That is my goal for 2011. Balance.
As a review, last year I embarked on a journey to make 100 paintings. I also planned to continue with drawing and sketching in my sketchbooks. I did find some time for visual journaling but from the start of 2010 through June I did no drawing, as I was driven with my 100 painting project. Which was all good. Until I realized that I missed drawing. So I stepped back a bit and looked at where I was in my 100 painting project (painting #56 to be exact) and saw that I had achieved what I wanted to do with paint. I needed a break. And a new direction to take that project. Plus it was so all-consuming.
So while I was mulling all of that over, I got out my pencils and picked up where I had left off the year before with a series of drawings.

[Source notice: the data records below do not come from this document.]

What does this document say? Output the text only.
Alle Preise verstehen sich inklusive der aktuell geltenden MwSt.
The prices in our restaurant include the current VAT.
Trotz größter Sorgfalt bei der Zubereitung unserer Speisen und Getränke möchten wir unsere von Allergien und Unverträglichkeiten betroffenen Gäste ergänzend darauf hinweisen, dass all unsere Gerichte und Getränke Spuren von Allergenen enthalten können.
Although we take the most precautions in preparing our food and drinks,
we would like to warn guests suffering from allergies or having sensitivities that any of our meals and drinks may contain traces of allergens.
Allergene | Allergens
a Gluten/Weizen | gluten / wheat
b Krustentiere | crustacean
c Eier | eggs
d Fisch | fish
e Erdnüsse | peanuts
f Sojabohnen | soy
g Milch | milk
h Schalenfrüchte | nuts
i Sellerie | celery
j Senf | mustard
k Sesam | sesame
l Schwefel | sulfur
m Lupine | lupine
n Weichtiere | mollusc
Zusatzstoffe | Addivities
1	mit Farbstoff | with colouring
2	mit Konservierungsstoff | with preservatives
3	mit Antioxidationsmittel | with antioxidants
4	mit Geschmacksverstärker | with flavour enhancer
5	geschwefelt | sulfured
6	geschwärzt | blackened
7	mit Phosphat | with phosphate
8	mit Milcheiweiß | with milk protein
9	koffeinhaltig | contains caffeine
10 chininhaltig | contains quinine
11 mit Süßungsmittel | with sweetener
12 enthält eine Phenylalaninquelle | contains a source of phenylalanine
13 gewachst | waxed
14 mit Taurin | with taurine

And I realized that by intensely focusing on painting I had become out of balance.
Just like my sketchbooks fill a need for visual journaling and working out ideas, each area of my art supports and feeds the other. I know that finding balance isn't necessarily a goal that is achieved, but more of a concept that I need to keep in mind, with regular adjusting due to one thing or another. Laure Ferlita, over at her blog,
Painted Thoughts, has a wonderful post about
The Power of a Word. She likened the word that one chooses to a touchstone for the year. I like that.
Balance. My touchstone word for 2011. I hope to balance my various ideas with my art in such a way that I can keep my interests alive and the work fresh. I also need to balance my art-self with my mom-self, teacher-self, and my-self.
So what does all of this mean for me in 2011? Well, I do intend to complete my 100 painting project, perhaps with a new direction, perhaps even this year. I also plan to continue work on that series of drawings begun two years ago and then abandoned. I would like to see this become a cohesive body of work. And, naturally I will continue keeping my sketchbooks going as I do enjoy that practice of drawing from life. It's a lot to make room for, especially when I factor in my day job as a homeschool parent. Time is, after all, the most difficult thing for me to balance.
"If you find, in your own work, that ideas you didn't have room for at a particular time nonetheless lingered and arose later, you are coming close to an ideal creative state, one where creativity becomes a self-perpetuating habit. You are linking your art. Everything in your life feeds into your work, and the work feeds into more work."
-Twyla Tharp, The Creative Habit
May you enjoy a wonderfully balanced and creative year in 2011!